During a conference on intercultural and religious Dialogue held in the Seimas, Victoria Čmilite-Nielsen highlighted the historical connection between the Orthodox Christians who lived on the territory of Lithuania and Constantinople. She stated, "From the XIII century to 1686, Orthodox Christians who lived on the territory of Lithuania considered Constantinople their mother church, from where orthodoxy came to Lithuania. It was part of the Kyiv Metropolia under the Ecumenical Patriarch. And only later, when Muscovy expanded and its power grew, it was subordinated to the Moscow Patriarchate."
The war in Ukraine has also highlighted the importance of spiritual unity, in addition to economic and political unity, according to Patriarch Bartholomew of Constantinople. During the conference, he said, "As you all know, after the end of the Cold War, all the walls fell down. Borders have disappeared, and the movement of people and goods has accelerated. This association was purely material, where technological and economic factors dominated. At the same time, there are also universal and global problems that have worsened: the climate crisis, the financial crisis, the health crisis during the pandemic, and the energy crisis. All this became global challenges that required global action."
He expressed regret that efforts to achieve unity in solving these problems were interrupted by Russia's war in Ukraine.
"Instead of striving for global unity and action at the global level, unfortunately, because of Russia's aggression in Ukraine, everything has stalled," he said. "Finally, it became obvious that in addition to political and Economic Unity, Spiritual Unity is also very important, but in this area, instead of achieving progress, we, unfortunately, felt a constant regression."
According to the Patriarch, recent decades have shown that hopes that economic globalization will unite people on a cultural and spiritual basis and lead to world peace have not been fulfilled.
Patriarch Bartholomew I of Constantinople is on a visit to Lithuania after the Patriarchate decided to return five Lithuanian clergymen to the rank of priests.
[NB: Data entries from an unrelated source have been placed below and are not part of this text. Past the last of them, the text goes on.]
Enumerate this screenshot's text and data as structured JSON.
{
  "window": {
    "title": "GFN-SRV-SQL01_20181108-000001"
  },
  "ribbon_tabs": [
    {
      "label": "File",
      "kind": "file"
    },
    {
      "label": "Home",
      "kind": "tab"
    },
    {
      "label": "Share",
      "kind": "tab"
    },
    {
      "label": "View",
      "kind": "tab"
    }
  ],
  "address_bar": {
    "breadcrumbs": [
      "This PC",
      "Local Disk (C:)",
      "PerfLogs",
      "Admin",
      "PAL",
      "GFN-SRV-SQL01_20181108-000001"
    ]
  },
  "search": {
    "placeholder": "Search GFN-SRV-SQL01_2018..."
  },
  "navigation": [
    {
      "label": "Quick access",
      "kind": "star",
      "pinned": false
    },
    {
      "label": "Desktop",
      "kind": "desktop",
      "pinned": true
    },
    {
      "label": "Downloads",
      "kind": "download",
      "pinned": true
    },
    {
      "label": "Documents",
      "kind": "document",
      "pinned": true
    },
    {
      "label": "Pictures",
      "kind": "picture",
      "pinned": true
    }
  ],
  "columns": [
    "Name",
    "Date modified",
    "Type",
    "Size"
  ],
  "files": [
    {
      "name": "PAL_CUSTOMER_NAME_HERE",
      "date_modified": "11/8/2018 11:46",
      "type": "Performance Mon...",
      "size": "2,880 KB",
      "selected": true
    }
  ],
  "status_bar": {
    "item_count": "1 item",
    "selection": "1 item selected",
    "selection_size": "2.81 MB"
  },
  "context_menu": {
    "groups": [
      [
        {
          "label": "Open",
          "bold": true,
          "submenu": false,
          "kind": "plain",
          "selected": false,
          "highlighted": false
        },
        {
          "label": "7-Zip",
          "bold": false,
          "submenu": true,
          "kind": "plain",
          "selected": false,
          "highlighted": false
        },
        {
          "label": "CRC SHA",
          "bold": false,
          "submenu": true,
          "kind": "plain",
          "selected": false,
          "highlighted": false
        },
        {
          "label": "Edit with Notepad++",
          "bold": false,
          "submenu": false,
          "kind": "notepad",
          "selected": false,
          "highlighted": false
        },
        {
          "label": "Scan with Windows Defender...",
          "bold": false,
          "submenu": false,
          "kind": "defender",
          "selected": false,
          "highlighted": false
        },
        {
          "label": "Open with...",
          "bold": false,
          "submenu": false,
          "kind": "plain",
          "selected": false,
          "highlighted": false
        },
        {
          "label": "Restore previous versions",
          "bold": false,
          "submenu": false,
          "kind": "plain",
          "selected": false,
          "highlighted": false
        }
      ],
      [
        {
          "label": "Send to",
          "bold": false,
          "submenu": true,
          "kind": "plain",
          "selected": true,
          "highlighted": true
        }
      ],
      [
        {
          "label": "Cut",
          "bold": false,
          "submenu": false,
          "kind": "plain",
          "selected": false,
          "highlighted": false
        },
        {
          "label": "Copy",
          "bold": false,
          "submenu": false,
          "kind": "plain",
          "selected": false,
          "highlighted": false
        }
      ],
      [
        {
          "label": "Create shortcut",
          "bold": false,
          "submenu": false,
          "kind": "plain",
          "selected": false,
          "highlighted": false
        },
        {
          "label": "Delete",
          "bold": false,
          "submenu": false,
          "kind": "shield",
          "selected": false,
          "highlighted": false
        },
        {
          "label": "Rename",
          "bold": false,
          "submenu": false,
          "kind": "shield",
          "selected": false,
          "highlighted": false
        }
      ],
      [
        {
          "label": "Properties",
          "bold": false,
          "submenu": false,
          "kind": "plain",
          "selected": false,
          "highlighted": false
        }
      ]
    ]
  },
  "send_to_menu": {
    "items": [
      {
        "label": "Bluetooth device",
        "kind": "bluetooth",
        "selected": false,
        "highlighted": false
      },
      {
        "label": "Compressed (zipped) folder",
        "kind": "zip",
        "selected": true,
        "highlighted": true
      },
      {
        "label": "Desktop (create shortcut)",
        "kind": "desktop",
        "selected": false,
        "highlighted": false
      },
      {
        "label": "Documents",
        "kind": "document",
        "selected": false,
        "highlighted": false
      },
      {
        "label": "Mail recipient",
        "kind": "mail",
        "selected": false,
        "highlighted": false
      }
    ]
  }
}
Metropolitan Innokenty of the Vilna-Lithuanian Diocese of the Russian Orthodox Church removed them from the priesthood last summer.
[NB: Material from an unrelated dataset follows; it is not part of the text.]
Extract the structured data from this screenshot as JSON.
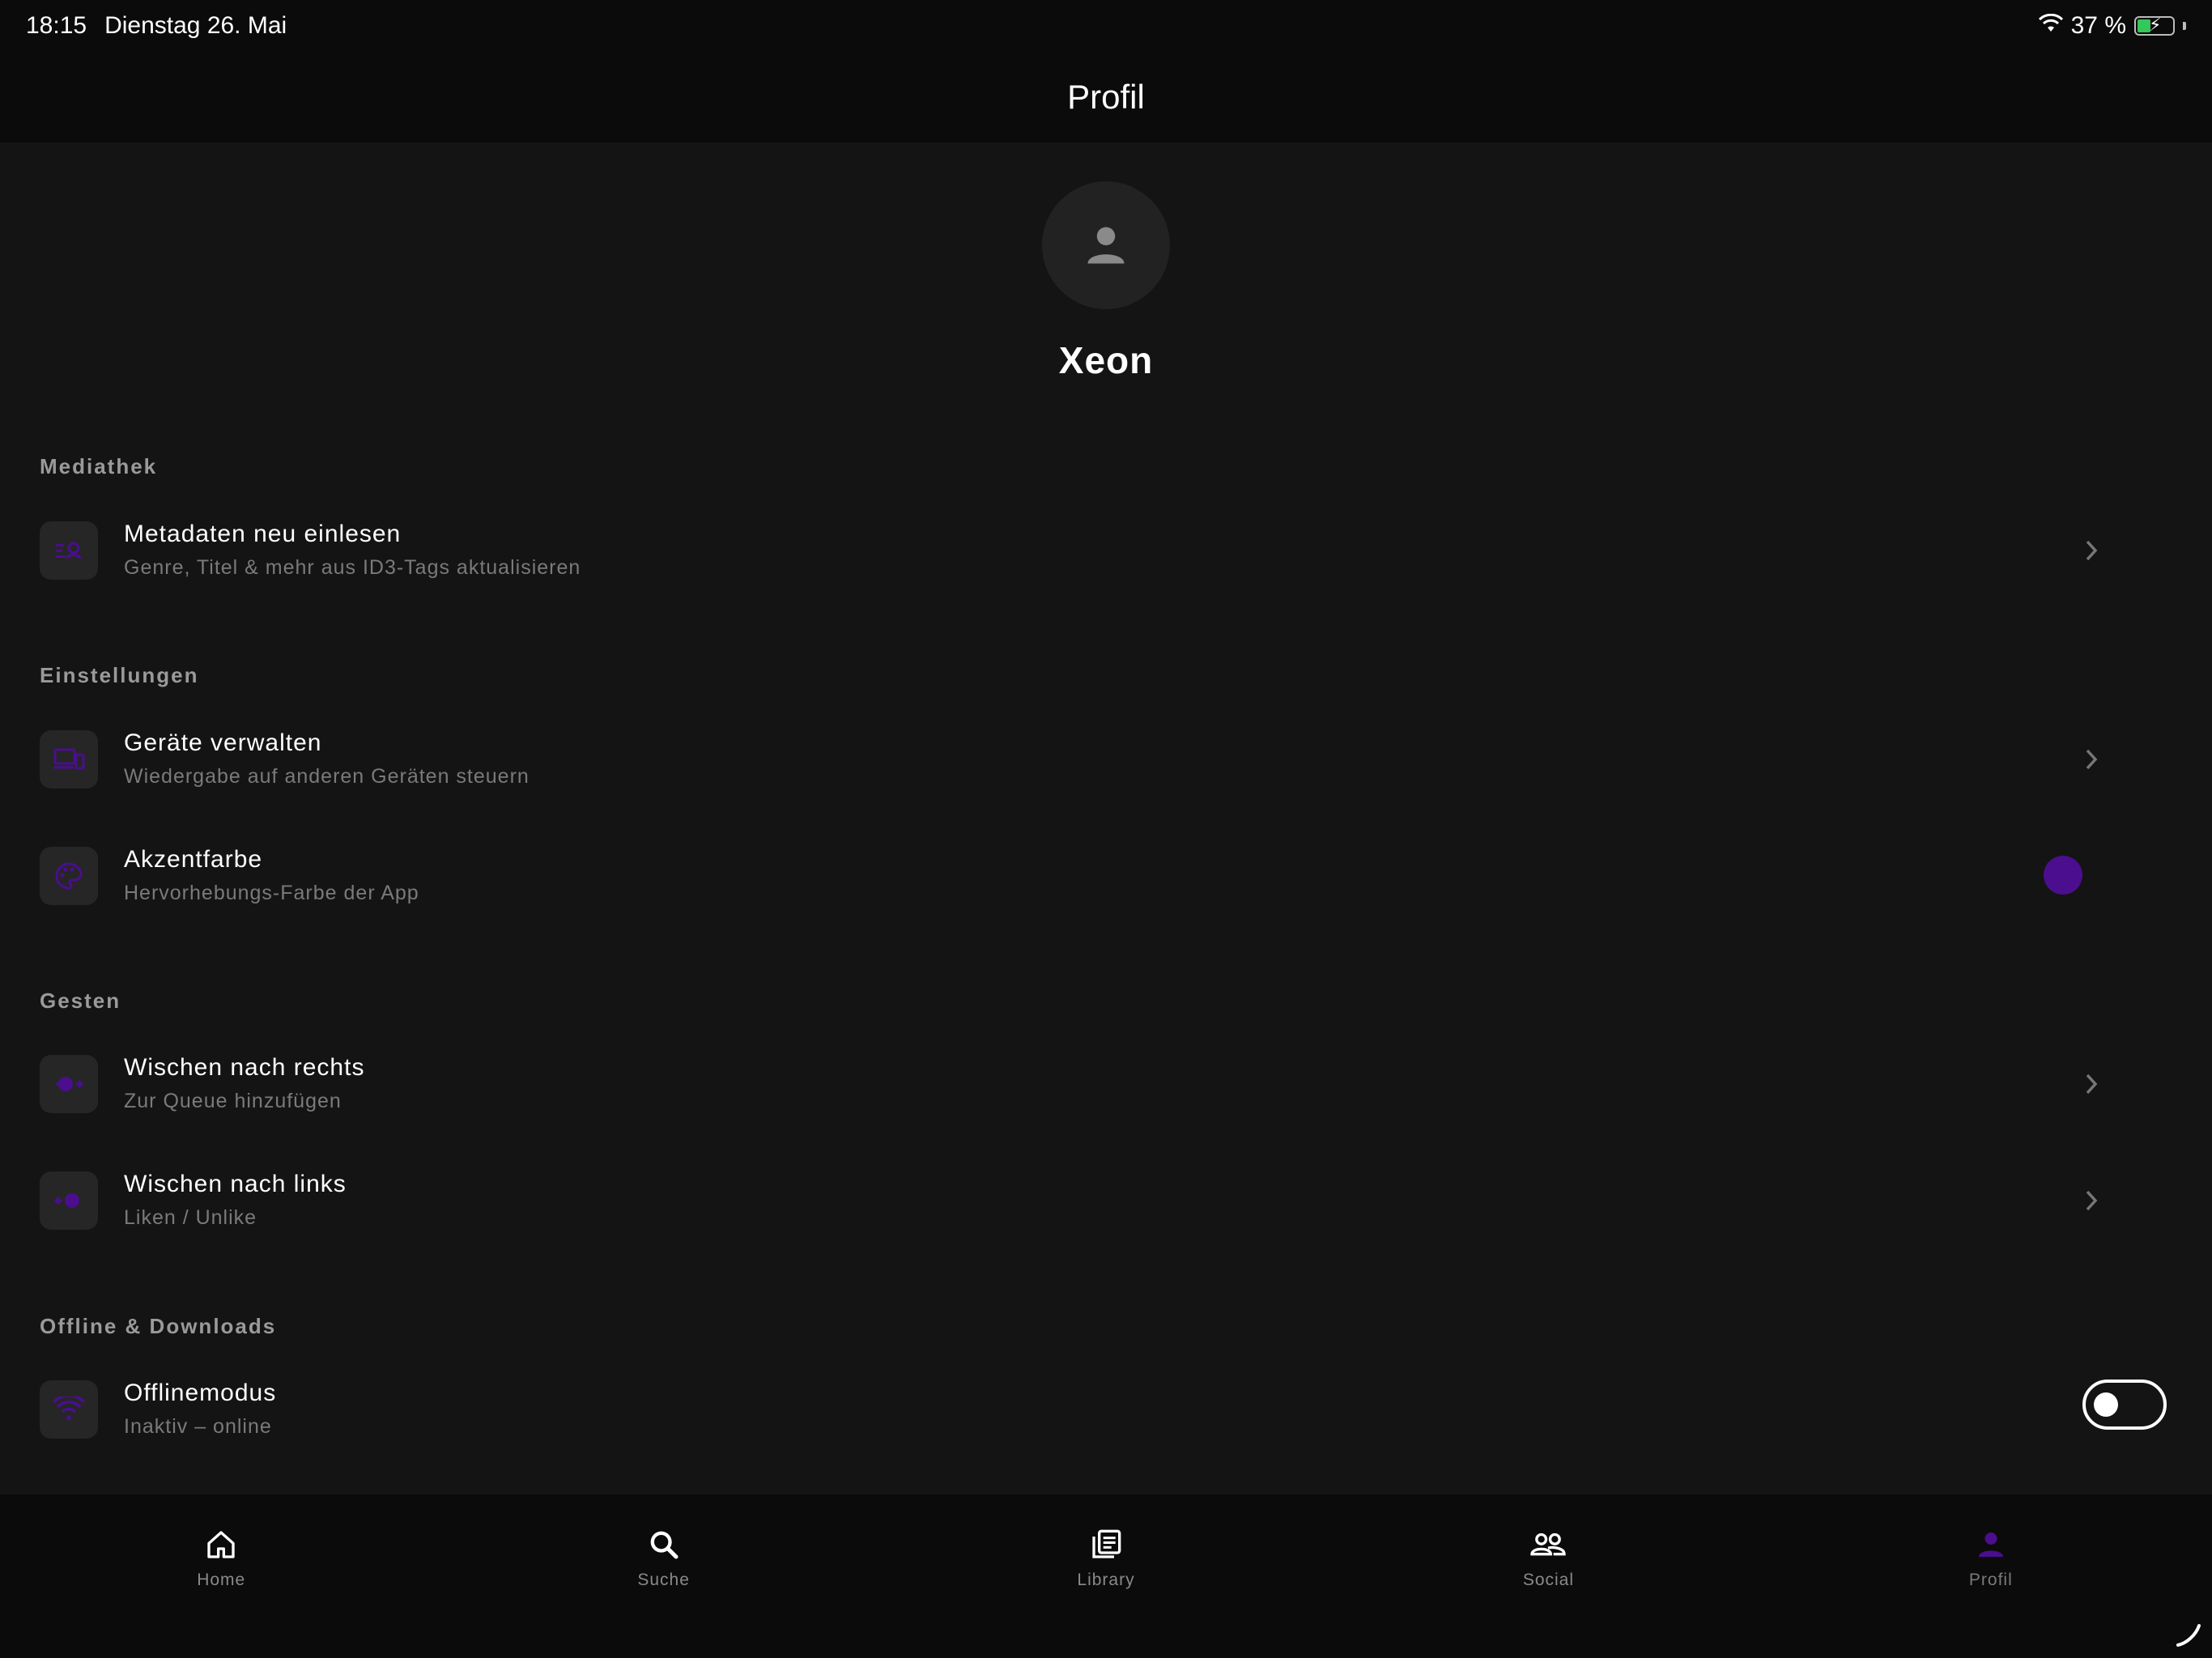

These clergymen criticized the church leadership for not dissociating itself from Patriarch Kirill of Moscow, who supports the war in Ukraine.
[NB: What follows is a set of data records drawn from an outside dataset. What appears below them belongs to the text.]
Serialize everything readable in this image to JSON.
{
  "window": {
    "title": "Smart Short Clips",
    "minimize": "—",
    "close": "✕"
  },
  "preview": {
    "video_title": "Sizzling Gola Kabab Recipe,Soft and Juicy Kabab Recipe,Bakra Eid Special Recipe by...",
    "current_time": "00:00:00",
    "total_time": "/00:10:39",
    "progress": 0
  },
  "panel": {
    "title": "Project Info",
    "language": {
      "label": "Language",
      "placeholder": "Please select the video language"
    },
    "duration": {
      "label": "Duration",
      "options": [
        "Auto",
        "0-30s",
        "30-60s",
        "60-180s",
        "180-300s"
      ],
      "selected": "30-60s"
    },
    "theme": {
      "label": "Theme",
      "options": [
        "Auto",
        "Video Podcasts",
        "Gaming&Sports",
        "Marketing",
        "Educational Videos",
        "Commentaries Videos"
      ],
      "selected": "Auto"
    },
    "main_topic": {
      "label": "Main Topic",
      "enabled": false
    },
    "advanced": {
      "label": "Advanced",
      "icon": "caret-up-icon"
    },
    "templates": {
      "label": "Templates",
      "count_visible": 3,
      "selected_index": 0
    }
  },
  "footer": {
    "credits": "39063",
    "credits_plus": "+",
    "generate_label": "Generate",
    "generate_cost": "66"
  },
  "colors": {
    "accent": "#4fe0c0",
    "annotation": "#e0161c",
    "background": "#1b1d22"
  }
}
The Orthodox Archdiocese of the Russian Orthodox Church in Lithuania says it does not recognize the decision of the patriarch of Constantinople to return the powers of priests.
Five clergymen hope the Patriarchate of Constantinople will soon form a permanent subordinate church structure in Lithuania. Bartholomew also said in Vilnius that he sees prospects for this.
Orthodox Christians in Lithuania are considered one of the nine traditional religious communities.